Starbucks, REI employees say they will stage ‘sick out’ protesting mask changes

SEATTLE — Starbucks employees say they are staging a “sick out” over the coffee giant’s loosening of its mask policy, and they are not alone.

Customers are being asked to get their cup of joe someplace other than Starbucks Saturday.

Employees posted on social media that they plan to hold a “sick out.”

They’re protesting the company’s decision to drop its mask mandate for vaccinated customers.

This idea is spreading.

Employees at REI are also calling for a “sick out” Saturday.

They and Starbucks employees say changing the mask requirement endangers them.

Walter Kozbiel wears his mask as he sells the Real Change newspaper; but he doesn’t think there should be a mandate inside this Starbucks.

“I just think it should be a choice,” said Kozbiel, a fixture on Seattle’s Queen Anne Hill. “I mean the business can choose that of course, too, because it is their business. But I think it also should be a choice for the people who go in there, whether they want to wear a mask or not.”

That is decidedly a minority opinion here.

“I completely support the employees,” said Penny Scordas of Seattle. “They should be worried.
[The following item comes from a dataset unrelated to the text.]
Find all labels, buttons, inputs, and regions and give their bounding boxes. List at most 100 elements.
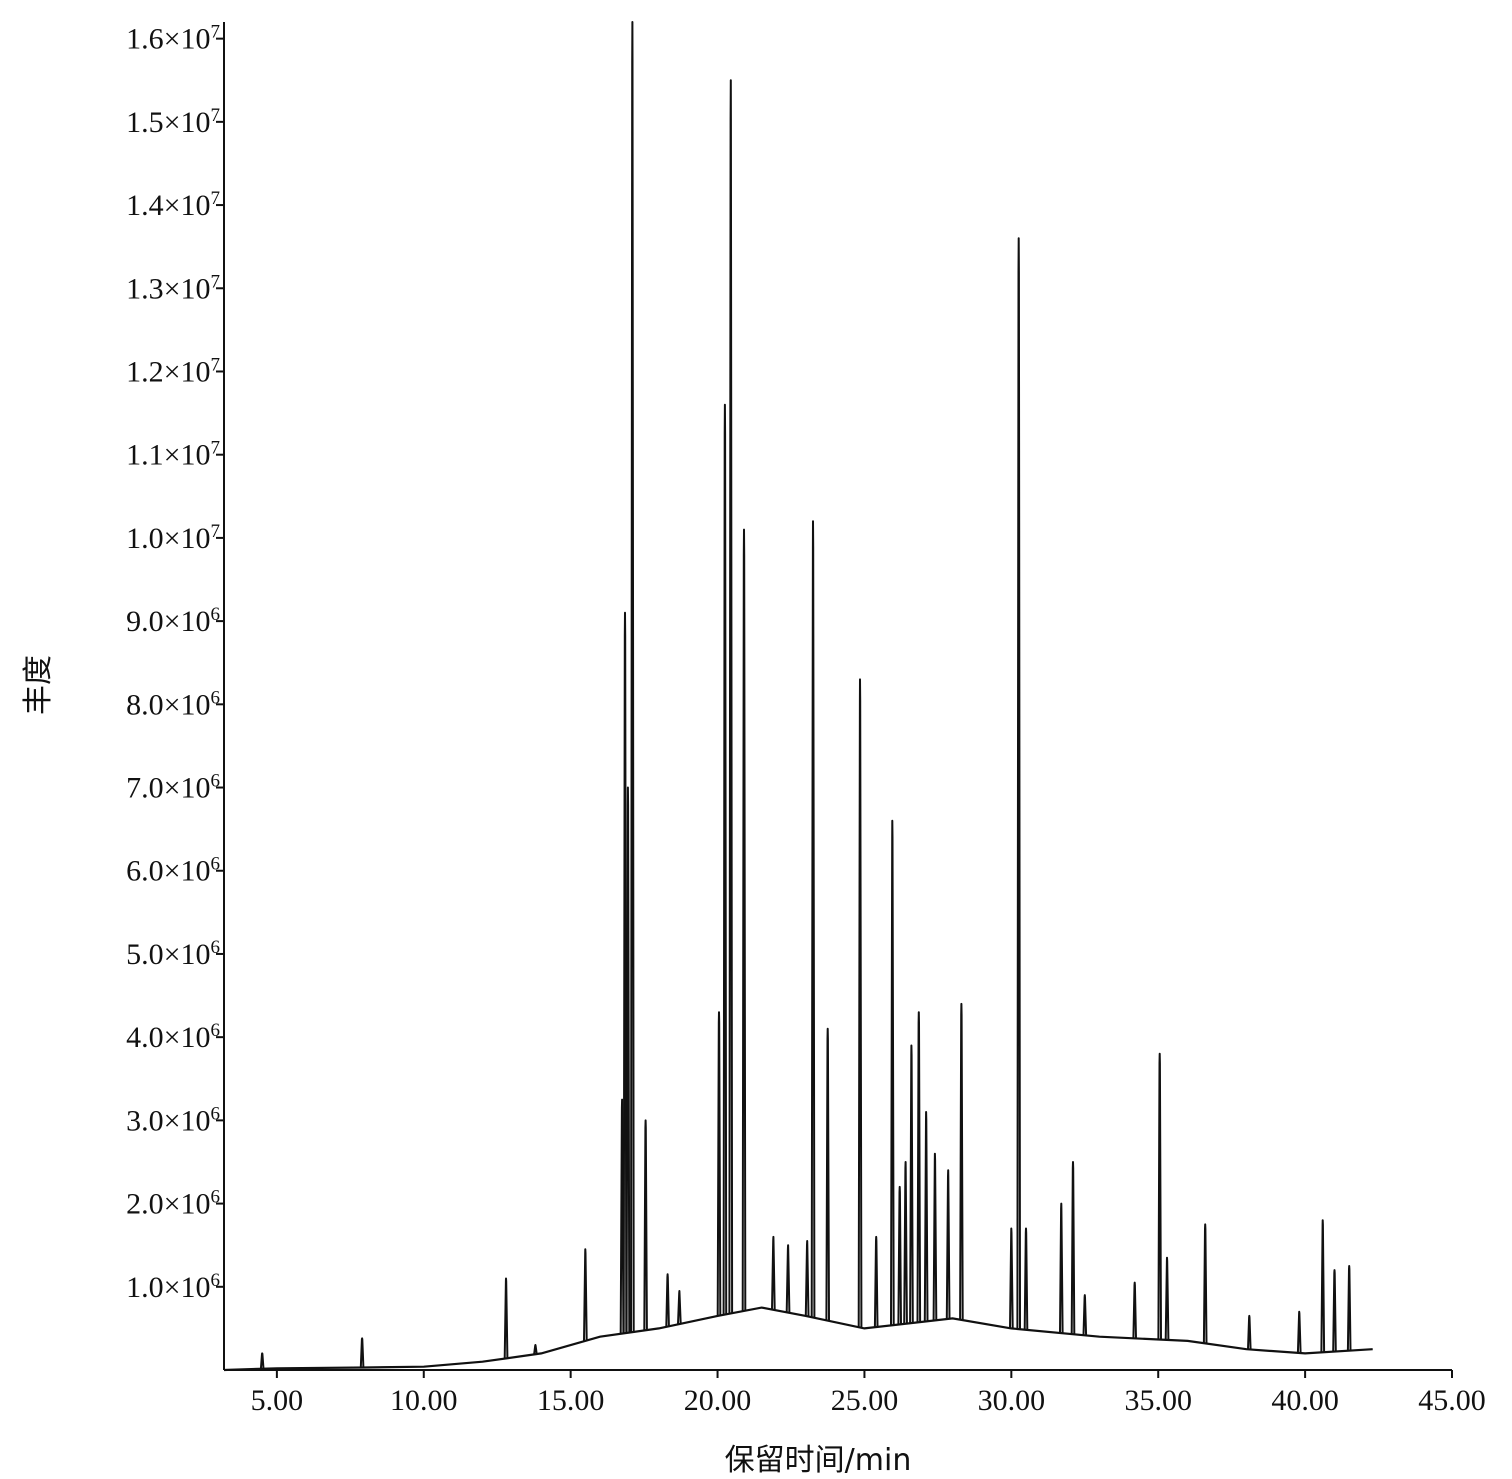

I don’t think we should relax completely and take off our masks because there are still plenty of people who have not been vaccinated.”

Christy Kurtzweg was asked if she could boycott Starbucks Saturday. “I’ll try hard,” she said, with a wry smile. “But I think i can.”
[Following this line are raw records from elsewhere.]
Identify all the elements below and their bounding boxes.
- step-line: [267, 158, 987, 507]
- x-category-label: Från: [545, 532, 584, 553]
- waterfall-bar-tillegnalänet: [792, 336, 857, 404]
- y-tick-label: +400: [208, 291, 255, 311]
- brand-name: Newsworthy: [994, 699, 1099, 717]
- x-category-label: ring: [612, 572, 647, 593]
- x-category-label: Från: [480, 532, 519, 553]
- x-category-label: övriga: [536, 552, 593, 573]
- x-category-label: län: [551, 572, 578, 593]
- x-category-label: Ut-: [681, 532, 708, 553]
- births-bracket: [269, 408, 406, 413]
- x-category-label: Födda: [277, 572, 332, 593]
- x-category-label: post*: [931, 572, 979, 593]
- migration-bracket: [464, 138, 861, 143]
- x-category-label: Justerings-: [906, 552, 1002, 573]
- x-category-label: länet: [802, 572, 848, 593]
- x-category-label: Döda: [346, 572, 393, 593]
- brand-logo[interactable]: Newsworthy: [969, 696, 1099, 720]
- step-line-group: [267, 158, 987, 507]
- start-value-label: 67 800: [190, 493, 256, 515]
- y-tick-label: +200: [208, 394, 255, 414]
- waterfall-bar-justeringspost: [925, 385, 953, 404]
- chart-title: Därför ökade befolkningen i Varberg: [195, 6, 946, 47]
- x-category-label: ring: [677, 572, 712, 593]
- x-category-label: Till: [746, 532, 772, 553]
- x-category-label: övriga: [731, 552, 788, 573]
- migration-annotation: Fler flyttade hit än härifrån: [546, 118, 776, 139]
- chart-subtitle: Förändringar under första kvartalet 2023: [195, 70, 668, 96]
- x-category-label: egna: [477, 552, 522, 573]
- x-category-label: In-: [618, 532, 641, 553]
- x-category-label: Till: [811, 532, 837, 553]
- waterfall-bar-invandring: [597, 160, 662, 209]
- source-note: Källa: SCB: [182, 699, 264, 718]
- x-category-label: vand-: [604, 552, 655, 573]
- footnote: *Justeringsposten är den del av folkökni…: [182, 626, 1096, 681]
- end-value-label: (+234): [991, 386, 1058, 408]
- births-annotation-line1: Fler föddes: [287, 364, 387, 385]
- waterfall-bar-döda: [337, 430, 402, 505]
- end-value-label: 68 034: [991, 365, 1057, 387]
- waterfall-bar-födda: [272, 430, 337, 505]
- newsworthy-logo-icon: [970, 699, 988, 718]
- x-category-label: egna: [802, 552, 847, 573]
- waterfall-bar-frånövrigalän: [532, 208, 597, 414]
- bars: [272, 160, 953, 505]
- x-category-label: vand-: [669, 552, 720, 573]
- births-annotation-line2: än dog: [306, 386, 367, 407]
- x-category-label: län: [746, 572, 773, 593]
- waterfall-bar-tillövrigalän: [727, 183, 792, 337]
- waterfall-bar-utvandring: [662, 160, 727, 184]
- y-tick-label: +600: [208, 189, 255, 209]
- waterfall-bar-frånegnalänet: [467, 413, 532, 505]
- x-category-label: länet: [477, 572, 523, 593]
Employees at REI are asking customers to boycott their stores, too, just as the company’s anniversary sale begins.

Their action is outlined in a social media post calling for a “co-op wide sick out.” The company’s decision relaxing its mask policy, wrote one worker, is “just one more kick in the gut.”

Another person questioned the protest, since the company is following the Centers for Disease Control and Prevention guideline that the vaccinated are safe going maskless indoors.
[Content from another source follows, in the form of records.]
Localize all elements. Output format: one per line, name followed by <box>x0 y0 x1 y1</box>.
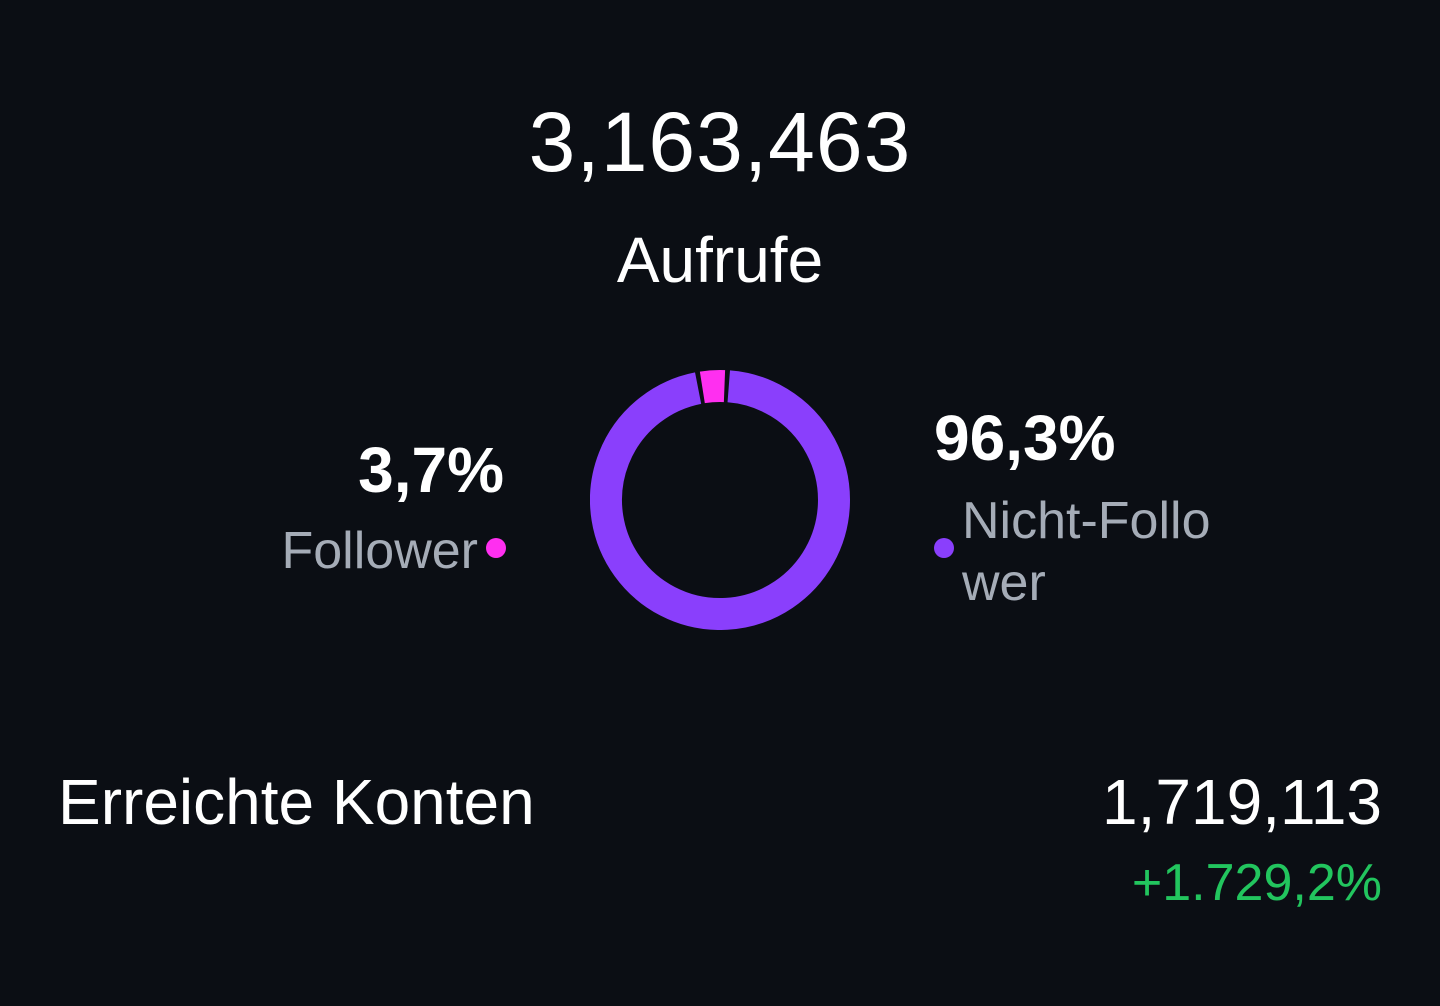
reach-change: +1.729,2% <box>1131 854 1382 912</box>
follower-legend-label: Follower <box>281 522 479 580</box>
non-follower-legend: Nicht-Follower <box>934 490 1224 614</box>
reach-label: Erreichte Konten <box>58 766 535 838</box>
follower-split-donut <box>590 370 850 630</box>
non-follower-percent: 96,3% <box>934 402 1116 474</box>
follower-percent: 3,7% <box>358 434 504 506</box>
non-follower-dot-icon <box>934 538 954 558</box>
non-follower-legend-label: Nicht-Follower <box>962 492 1211 612</box>
views-total: 3,163,463 <box>528 95 912 189</box>
non-follower-arc <box>590 370 850 630</box>
follower-legend: Follower <box>281 520 506 582</box>
follower-arc <box>699 370 726 404</box>
reach-value: 1,719,113 <box>1102 766 1382 838</box>
views-label: Aufrufe <box>616 224 824 296</box>
follower-dot-icon <box>486 538 506 558</box>
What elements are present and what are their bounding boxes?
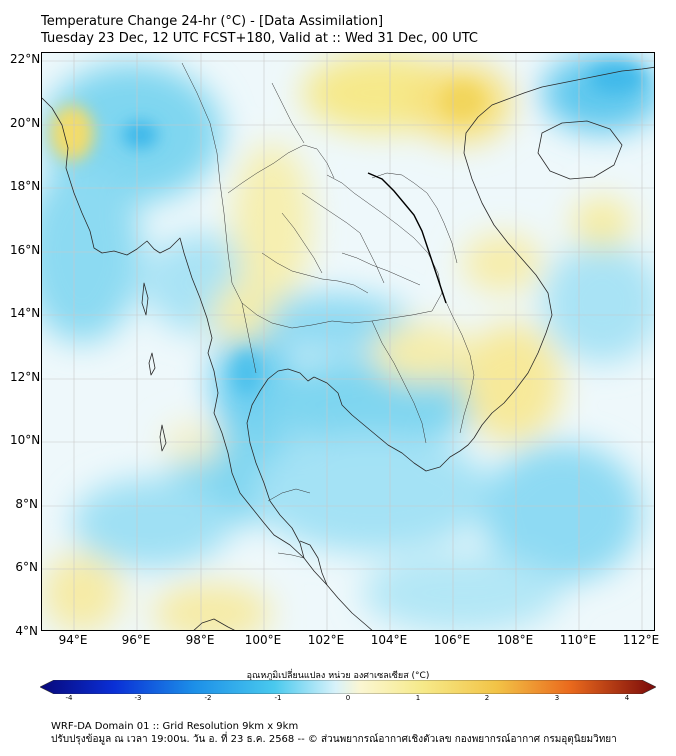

“For over a year all I’ve heard is ‘listen to the CDC!’ But now suddenly everyone is like ‘the CDC is wrong.’ Doesn’t make sense.”

But most people say they aren’t looking to change just yet. Leslie and Neil Gilham of Edmonds, REI customers, say they feel fine still wearing a mask.

“Oh, yeah,” said Leslie.

“Yeah,” agreed Neil. “I think it makes other people feel comfortable. And I think that’s important.”

The Starbucks at the top of Queen Anne Hill does require masks, but others do not.

Time will tell just how many employees actually opt-out of work Saturday.

As of Friday night, there were no comments from either company.